By 2050 somehow we’ll need to feed 10 billion humans while also having reduced the vast harms of food production, not least its water pollution, deforestation and contributions to climate change. It’s a daunting prospect—or, if you like, a worthy challenge. Uncertain Harvest critiques various ways we might get there, from “precision” industrial agriculture done by self-driving, data-harvesting tractors, to one- to two-acre organic farming, to lab-grown meat, photosynthesis-hacked rice and powdered crickets.
In lively writing, academics Ian Mosby (Ryerson), Sarah Rotz (York) and Evan D.G. Fraser (Guelph) explore food production across the world but use many Canadian examples. They lay out the global situation and near-term environmental projections, then set context in a short “history of the future of food.” This includes Thomas Malthus’s “unrelentingly grim” 1798 Essay on the Principle of Population; Haber, Bosch and Borlaug’s Green Revolution; utopian visions of a humanity fed by yeast and algae; Rachel Carson’s sobering Silent Spring.
Contemporary issues are framed by foods that lend each chapter its title. “Caribou” shows northern Indigenous people in Canada grappling with the loss of their traditional diets even as southerners “promote the warming Arctic as an agricultural and energy frontier.” The chapter “Millet” asks what role technology will play in parts of the world where subsistence farming dominates. In “Tuna” we learn how relentless deregulation by corporate-friendly governments makes food production less transparent and food contamination more common (e.g., one in five Canadian sausages contain a meat not listed among the ingredients).
“Kale” explores the sustainability of farming in Canada, where startup costs, debt, acreage and farmers’ ages creep ever upward, while consolidation, chemical-use and dependence on foreign workers expand. The authors’ analysis of small organic farming shows lower profits but better margins, less debt and more appeal to young farmers. If billions of dollars in public subsidies to industrial farming were ended and externalities better priced in, they argue, food would cost more but the drift to “corporate, concentrated and exploitative” farming would reverse. (Higher prices would also cut Canadians’ shocking rate of food waste.)

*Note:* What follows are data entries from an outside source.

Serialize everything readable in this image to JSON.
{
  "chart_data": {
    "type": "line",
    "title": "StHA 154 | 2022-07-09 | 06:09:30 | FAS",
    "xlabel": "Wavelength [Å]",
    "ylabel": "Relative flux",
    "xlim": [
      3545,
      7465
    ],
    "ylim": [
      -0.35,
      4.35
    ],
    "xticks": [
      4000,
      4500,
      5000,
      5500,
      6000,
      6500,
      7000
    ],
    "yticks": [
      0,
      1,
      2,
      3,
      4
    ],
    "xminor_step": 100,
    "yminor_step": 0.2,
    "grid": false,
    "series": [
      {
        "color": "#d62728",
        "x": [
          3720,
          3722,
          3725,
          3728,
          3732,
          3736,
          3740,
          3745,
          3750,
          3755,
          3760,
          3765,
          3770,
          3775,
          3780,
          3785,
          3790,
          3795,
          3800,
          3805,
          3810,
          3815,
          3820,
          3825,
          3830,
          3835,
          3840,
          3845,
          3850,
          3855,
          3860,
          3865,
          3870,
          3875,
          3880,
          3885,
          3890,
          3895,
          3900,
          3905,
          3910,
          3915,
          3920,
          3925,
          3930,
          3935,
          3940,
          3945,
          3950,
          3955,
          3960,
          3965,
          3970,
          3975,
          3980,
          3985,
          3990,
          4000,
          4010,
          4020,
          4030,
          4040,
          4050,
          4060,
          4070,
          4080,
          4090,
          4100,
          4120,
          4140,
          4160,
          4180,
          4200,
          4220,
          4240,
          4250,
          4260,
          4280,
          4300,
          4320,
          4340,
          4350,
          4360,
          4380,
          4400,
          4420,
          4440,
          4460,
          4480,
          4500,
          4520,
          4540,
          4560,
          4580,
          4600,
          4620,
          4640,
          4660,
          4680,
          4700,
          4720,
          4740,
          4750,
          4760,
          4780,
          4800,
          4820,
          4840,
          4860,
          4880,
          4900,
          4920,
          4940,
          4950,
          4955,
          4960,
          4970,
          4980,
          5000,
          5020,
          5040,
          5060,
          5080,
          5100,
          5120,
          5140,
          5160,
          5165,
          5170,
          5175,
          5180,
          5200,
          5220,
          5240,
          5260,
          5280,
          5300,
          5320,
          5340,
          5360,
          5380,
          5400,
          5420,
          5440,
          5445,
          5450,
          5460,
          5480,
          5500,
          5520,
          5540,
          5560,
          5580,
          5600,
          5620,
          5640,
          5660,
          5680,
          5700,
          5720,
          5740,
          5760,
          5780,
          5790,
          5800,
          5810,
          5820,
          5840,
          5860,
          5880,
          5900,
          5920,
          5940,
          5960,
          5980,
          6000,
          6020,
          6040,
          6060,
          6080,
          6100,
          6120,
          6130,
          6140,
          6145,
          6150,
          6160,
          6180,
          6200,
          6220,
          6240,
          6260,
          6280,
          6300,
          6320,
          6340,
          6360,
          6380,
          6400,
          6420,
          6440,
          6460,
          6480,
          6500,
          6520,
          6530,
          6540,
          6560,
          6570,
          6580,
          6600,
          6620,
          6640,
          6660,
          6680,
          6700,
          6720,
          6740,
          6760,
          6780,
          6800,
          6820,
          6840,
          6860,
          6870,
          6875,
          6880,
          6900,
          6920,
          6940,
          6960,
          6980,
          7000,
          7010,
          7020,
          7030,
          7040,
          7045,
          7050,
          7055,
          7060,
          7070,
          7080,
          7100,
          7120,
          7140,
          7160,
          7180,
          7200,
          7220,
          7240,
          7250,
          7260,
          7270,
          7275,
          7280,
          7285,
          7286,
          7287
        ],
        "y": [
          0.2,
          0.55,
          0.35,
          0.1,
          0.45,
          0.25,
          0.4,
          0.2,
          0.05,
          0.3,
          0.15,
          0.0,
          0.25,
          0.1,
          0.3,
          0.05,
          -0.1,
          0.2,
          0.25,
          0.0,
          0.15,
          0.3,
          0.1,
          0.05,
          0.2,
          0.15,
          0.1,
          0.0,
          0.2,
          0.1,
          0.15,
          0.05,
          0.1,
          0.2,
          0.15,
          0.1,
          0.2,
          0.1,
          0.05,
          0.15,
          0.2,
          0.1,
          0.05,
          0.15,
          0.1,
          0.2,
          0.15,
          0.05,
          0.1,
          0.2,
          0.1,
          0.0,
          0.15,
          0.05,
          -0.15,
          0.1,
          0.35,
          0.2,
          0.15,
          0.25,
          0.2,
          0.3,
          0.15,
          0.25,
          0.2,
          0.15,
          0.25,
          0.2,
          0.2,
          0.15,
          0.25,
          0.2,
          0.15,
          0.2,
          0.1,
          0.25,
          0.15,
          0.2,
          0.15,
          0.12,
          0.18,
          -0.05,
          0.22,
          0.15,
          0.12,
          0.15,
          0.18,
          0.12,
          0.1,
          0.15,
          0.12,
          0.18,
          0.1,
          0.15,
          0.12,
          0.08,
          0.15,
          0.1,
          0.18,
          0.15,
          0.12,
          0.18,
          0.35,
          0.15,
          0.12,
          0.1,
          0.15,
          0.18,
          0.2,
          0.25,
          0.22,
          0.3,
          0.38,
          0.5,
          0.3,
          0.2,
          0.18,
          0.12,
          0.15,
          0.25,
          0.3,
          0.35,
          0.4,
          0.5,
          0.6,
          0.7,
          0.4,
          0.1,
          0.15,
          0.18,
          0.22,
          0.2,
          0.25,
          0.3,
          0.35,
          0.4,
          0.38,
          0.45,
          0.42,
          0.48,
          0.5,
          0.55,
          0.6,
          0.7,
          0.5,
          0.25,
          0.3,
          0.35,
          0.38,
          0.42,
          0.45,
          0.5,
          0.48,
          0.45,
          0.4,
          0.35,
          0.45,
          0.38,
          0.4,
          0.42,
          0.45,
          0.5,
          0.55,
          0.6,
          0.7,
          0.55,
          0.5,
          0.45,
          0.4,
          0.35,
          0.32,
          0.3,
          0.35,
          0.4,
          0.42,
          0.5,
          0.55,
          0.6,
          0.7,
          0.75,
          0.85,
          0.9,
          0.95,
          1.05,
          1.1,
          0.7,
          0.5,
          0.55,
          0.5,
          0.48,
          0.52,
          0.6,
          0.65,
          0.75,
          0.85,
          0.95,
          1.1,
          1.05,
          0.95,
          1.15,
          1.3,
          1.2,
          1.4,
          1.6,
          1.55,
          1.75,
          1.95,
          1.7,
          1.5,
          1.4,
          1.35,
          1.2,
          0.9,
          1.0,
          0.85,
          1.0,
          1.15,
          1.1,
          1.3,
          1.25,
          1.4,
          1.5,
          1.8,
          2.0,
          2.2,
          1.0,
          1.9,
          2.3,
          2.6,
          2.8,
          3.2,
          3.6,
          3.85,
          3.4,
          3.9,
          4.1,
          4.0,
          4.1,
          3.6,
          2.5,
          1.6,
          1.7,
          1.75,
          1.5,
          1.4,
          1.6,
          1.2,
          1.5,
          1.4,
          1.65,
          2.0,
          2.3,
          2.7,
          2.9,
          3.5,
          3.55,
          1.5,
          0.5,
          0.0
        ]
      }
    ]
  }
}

“Crickets” covers alternatives to CO2-intensive beef and to fish (whose wild stocks are collapsing), including bug-protein, test-tube meat and plant-based burgers. The authors largely dismiss these; too expensive, too weird, beans already exist, we’ll learn to eat less meat. But the scarcely believable claims being made about these products’ minuscule water, CO2 and land footprints warranted a more critical and thorough analysis.
Other questions aren’t addressed. What does science say about the nutritional worth of organic vs. conventional vs. GMOs? How does “lab meat” compare nutritionally to lentils or grass-finished beef? The aim of food production can’t only be to maximize calories or shrink land use; a book on the future of food should be as curious about the quality of what we eat.
Uncertain Harvest sees much modern technology (especially GMOs) as overrated or irrelevant to humanity’s urgent needs. The authors argue strongly for a renewed role for government—tougher carbon pricing, strict food safety regulations and changes to intellectual property laws that now enrich corporations and help keep farmers deep in debt. But in late chapters “Milk” and “Rice” they’re bullish on the use of robots in dairy farming and on the potential widespread adoption both of gene-edited rice—which uses far less water and fertilizer—and Sierra Mixe corn, native to Mexico, which fixes its own nitrogen from the air, no chemicals or gene-splicing required. An existential crisis requires critical faculties and an open mind.
—Evan Osenton is the editor of Alberta Views.